Rewind: Rhett Miller - The Instigator

Rockstar Aimz from My Aimz is True linked to a piece singer-songwriter Rhett Miller wrote for The Atlantic on the ten-year anniversary of 9/11. He was temporarily homeless after the towers came down, and I thought this bit about writing a song amid all the chaos of the day was particularly poignant:
"On 9/11, after my girlfriend, Erica, and I left our apartment, we stopped to get supplies. I saw a red notebook on the shelf, and I grabbed it and grabbed a pen. Like everything else, all of my notebooks were trapped up in the apartment, and I was looking at an immediate future without being able to write down thoughts or song ideas.

There are a couple of pages in the notebook where I wrote the lyrics to a song called "She Loves the Sunset." To write the song, I had to wait until everybody else left Erica's parents' house. Even though I'm pretty good about writing around other people, I didn't have a guitar. It was the first time I'd been without a guitar since I was 12, so it was just going to be me sitting there singing. And that's weird.

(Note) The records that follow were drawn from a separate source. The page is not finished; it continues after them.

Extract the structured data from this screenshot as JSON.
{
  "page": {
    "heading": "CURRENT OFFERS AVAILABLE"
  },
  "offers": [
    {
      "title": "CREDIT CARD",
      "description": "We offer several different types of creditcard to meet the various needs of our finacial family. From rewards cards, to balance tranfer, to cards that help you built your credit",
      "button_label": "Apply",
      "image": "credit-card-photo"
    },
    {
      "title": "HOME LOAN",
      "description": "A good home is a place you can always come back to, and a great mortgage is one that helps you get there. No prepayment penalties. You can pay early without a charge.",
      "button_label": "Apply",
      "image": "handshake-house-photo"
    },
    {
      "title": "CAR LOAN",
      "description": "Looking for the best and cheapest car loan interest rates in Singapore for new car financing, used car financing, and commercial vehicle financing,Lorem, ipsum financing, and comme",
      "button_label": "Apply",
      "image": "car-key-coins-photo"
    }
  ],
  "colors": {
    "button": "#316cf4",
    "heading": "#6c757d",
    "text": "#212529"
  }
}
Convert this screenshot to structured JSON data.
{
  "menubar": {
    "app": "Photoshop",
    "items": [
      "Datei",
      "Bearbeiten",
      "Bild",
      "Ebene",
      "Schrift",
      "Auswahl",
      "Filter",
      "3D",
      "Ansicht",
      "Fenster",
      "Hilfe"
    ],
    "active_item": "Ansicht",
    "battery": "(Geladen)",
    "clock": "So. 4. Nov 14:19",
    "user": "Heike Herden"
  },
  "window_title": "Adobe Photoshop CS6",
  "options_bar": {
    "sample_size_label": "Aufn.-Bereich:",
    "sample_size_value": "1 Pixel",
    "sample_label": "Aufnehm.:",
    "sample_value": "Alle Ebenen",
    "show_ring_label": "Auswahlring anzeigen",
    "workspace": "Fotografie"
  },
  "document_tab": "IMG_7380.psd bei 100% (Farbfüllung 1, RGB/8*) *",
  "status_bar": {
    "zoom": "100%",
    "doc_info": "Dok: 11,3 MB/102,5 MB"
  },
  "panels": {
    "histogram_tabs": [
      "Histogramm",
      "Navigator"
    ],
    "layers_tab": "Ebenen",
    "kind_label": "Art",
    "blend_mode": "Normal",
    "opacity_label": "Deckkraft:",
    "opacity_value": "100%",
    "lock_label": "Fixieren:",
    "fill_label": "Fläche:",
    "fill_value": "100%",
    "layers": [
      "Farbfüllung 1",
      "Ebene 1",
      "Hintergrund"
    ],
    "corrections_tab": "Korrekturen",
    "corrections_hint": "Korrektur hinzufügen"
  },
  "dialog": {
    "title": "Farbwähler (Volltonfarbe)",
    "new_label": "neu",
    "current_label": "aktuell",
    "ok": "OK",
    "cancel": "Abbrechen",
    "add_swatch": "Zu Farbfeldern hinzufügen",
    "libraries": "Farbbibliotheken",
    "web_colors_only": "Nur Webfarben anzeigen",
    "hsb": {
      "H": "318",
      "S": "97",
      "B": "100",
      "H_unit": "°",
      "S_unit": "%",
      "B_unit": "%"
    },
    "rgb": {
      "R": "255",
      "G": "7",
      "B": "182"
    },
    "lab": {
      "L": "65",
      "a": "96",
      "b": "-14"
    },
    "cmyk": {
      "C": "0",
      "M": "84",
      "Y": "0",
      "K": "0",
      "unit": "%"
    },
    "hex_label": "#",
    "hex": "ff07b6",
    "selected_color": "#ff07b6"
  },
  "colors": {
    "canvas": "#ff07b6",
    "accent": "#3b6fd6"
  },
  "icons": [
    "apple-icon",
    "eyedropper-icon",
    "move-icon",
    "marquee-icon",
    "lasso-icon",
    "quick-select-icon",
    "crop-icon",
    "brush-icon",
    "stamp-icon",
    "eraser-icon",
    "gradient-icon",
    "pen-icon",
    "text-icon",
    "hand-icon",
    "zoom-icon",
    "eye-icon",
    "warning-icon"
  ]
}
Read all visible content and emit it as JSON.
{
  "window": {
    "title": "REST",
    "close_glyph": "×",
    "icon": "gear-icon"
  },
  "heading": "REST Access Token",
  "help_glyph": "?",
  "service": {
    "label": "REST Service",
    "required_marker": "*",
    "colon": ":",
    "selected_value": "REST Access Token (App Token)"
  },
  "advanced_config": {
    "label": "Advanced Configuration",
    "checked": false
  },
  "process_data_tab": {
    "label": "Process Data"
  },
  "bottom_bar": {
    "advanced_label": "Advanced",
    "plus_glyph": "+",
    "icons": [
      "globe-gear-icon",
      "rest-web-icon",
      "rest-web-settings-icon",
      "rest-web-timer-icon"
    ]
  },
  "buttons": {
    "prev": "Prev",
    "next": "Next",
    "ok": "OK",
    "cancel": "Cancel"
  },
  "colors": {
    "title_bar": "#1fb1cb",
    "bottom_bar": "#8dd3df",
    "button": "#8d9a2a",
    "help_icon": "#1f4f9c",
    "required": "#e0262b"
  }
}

After everyone was gone, just on a whim, I grabbed a marionette that Erica's parents had brought back from Mexico. It was a man who's holding a percussion instrument called a guiro - it's like a fish that has ridges on it, and he has a stick in the other hand that he rubs across the ridges. The guiro was only a couple of inches long. So I was taking the little stick and moving it across this tiny instrument.

I took what felt to me like a traditional Mexican mariachi-sounding melody, and I wrote the song using that tiny little marionette's hands. Using his hands -- because the instrument didn't detach! I had to be holding the marionette's hands to make it work.

The only other person in the house was Erica's grandma who, at the time, had just turned 90. She thought I was crazy. But she was very sweet. She could tell that I definitely needed to be doing this weird-looking thing."
His solo album, The Instigator, was released shortly after, and after reading his story, it kind of puts those songs in an entirely different perspective.